Europe’s Wild Men, National Geographic, Photograph by Charles Fréger, http://ngm.nationalgeographic.com/2013/04/europes-wild-men/freger-photography#/13-krampus-austria-670.jpg
In Episode 3: The Beast Within, Mahnke posits that modernization and globalization has “expos[ed] much of the world’s fears to be just myth, it’s become more and more difficult to blame our flaws on monsters.” Science and empiricism, it seems, should have banished these monsters from our minds. While Mahnke attends to these folktales as meaning-making in an otherwise uncertain and dangerous world, his narration is peppered with asides like “It seems crazy to believe,” highlighting a sense of incredulity that people even hundreds of years ago could have believed that Tubercular patients were actually suffering from the symptoms of vampirism. Considering Mahnke’s careful historical research, I am compelled to ask him, why the skepticism of the belief in werewolves, but not that of the angels or demons of Christianity? Why the apologist tone in the belief that ghosts may walk among us when we also live in a world full of organized religions, where parishioners still enact rituals and ceremonies for beings that ostensibly exist in a different dimensional plane than our own? Indeed, there are still many people for whom supernatural beings are a normal part of human life. Technology may have progressed, but there are still many questions about our existence that remain to be answered and a narrative potency, an epistemological necessity, if you will, that gives rise to the persistence of faith. So while I appreciate Mahnke’s careful framing of his narratives and his desire to complicate these historical accounts, I do wish he was a little more intentional about the explanatory models people arrive upon when they are confronted with the inexplicable.

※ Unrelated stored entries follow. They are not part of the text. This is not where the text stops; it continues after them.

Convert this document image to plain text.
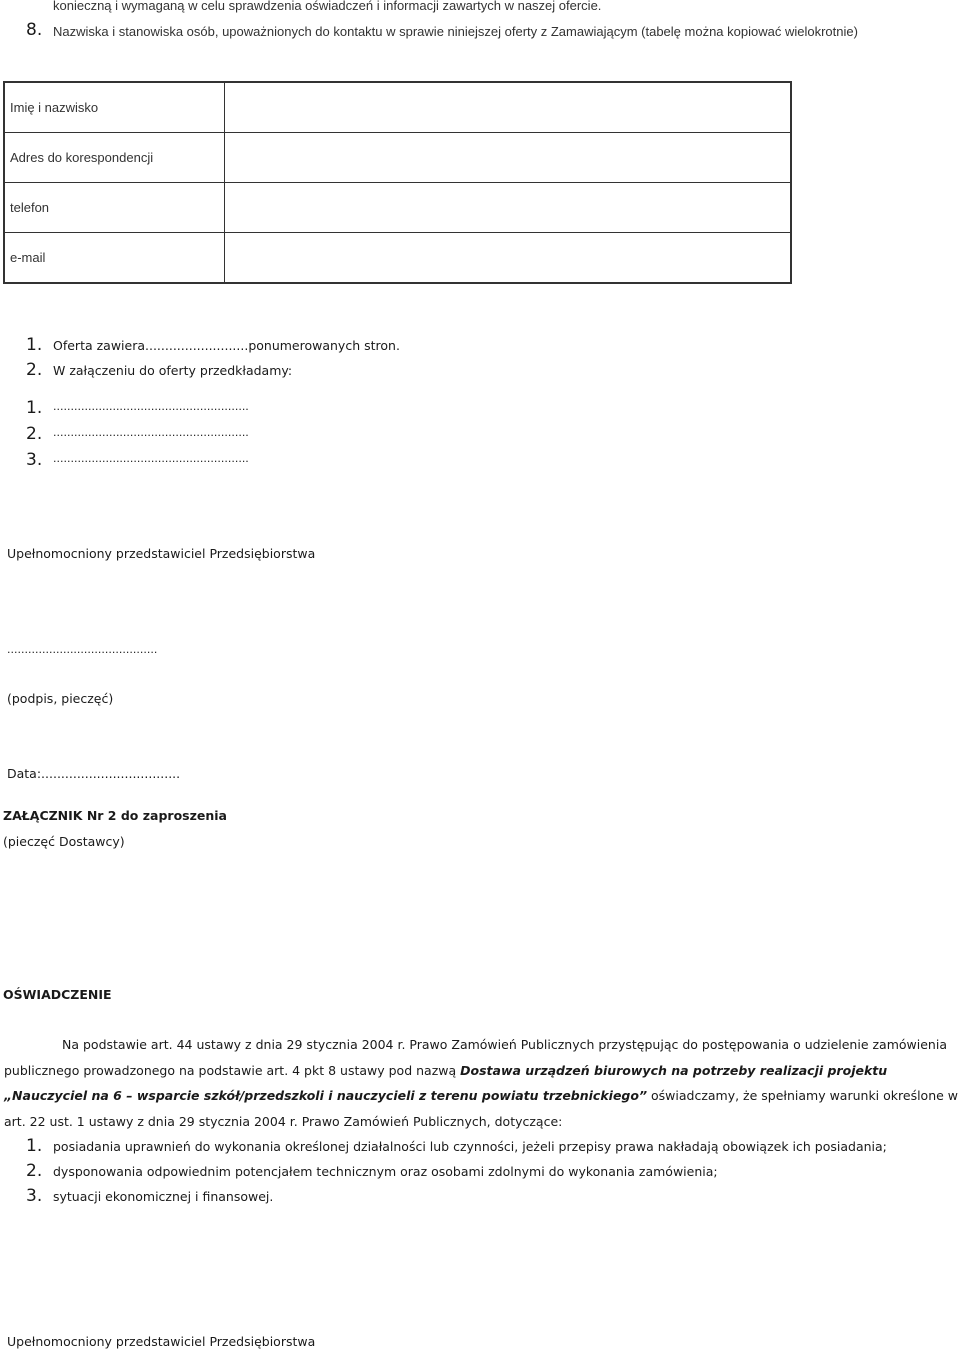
konieczną i wymaganą w celu sprawdzenia oświadczeń i informacji zawartych w naszej ofercie.
8. Nazwiska i stanowiska osób, upoważnionych do kontaktu w sprawie niniejszej oferty z Zamawiającym (tabelę można kopiować wielokrotnie)
Imię i nazwisko	
Adres do korespondencji	
telefon	
e-mail	
1. Oferta zawiera..........................ponumerowanych stron.
2. W załączeniu do oferty przedkładamy:
1. ........................................................
2. ........................................................
3. ........................................................
Upełnomocniony przedstawiciel Przedsiębiorstwa
...........................................
(podpis, pieczęć)
Data:...................................
ZAŁĄCZNIK Nr 2 do zaproszenia
(pieczęć Dostawcy)
OŚWIADCZENIE
Na podstawie art. 44 ustawy z dnia 29 stycznia 2004 r. Prawo Zamówień Publicznych przystępując do postępowania o udzielenie zamówienia publicznego prowadzonego na podstawie art. 4 pkt 8 ustawy pod nazwą Dostawa urządzeń biurowych na potrzeby realizacji projektu „Nauczyciel na 6 – wsparcie szkół/przedszkoli i nauczycieli z terenu powiatu trzebnickiego” oświadczamy, że spełniamy warunki określone w art. 22 ust. 1 ustawy z dnia 29 stycznia 2004 r. Prawo Zamówień Publicznych, dotyczące:
1. posiadania uprawnień do wykonania określonej działalności lub czynności, jeżeli przepisy prawa nakładają obowiązek ich posiadania;
2. dysponowania odpowiednim potencjałem technicznym oraz osobami zdolnymi do wykonania zamówienia;
3. sytuacji ekonomicznej i finansowej.
Upełnomocniony przedstawiciel Przedsiębiorstwa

Folklore has gotten a bad wrap over the last several decades. Anthropologists, in an attempt to establish themselves as a scientifically grounded and methodologically rigorous discipline, have distanced themselves from folkloristics, and other members of academia have long treated the field as a soft discipline nearing retirement. College and university folklore programs sadly are being shut down or merged into other departments, uncomfortably sitting somewhere within the social sciences and humanities. Yet folklore is another framework through which to understand and study culture, the ways that humans construct meaning based off of shared and contested systems of thought and value. Aaron Mahnke’s Lore has hopefully revitalized new interest in the subject, covering legends, crime cases and accounts from around the world to reflect on the stories we are drawn to, the ones we create when explanation escapes us. Mahnke’s fascination seems to stem from the question of what humans fear most, and what we will do when we act out of fear. How do we project psychological distress onto certain situations and people, articulating elaborate narratives that, even if they don’t completely eliminate the fear and anxiety, at least let us know that we are not alone, that this is a monster that has been beaten. We may be the monsters of our worst imaginations, but that doesn’t mean that there also aren’t outside conditions for monstrosity.